CKFI-FM
- Swift Current, Saskatchewan; Canada;
- Broadcast area: Southwestern Saskatchewan
- Frequency: 97.1 MHz
- Branding: Magic 97

Programming
- Format: Hot adult contemporary

Ownership
- Owner: Golden West Broadcasting
- Sister stations: CKSW, CIMG-FM

History
- First air date: 2005

Technical information
- Class: C1
- ERP: 42.9 kW vertical polarization 100 kW horizontal polarization
- HAAT: 140.4 metres (461 ft)

Links
- Website: swiftcurrentonline.com/radio/magic97

= CKFI-FM =

Radio station in Swift Current, Saskatchewan

CKFI-FM is a Canadian radio station licensed to Swift Current, Saskatchewan, serving the southwestern Saskatchewan area broadcasting at 97.1 FM with a hot adult contemporary format branded as Magic 97.
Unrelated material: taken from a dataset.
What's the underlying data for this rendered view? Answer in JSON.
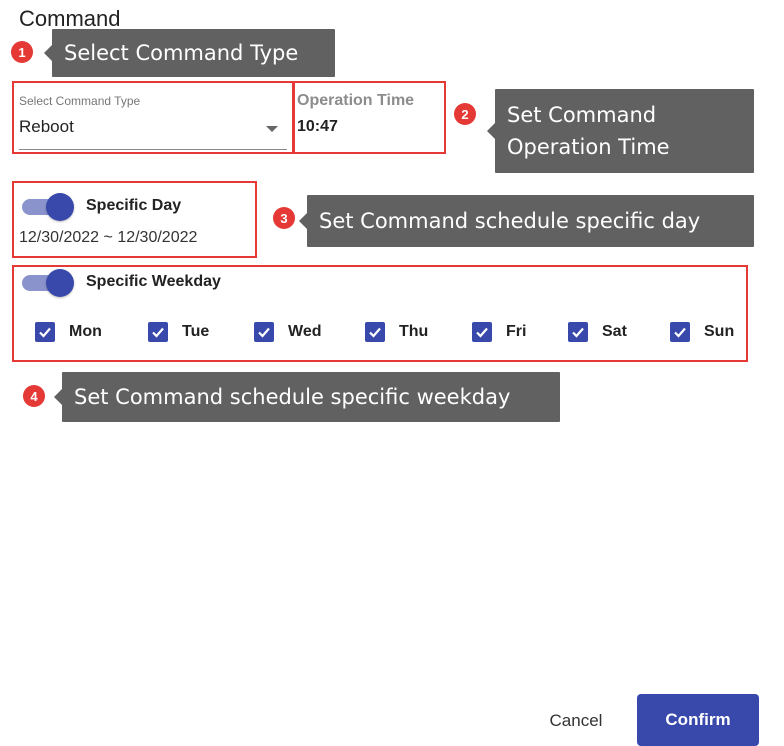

The station is currently owned and operated by Golden West Broadcasting which also sister stations CKSW and CIMG-FM.

The station received approval by the CRTC on February 3, 2005 and began broadcasting later that year. CKFI's studios are located at 134 Central Avenue North in Swift Current, Saskatchewan. In November 2016, the station moved to the top floor of the Innovation Credit Union Building.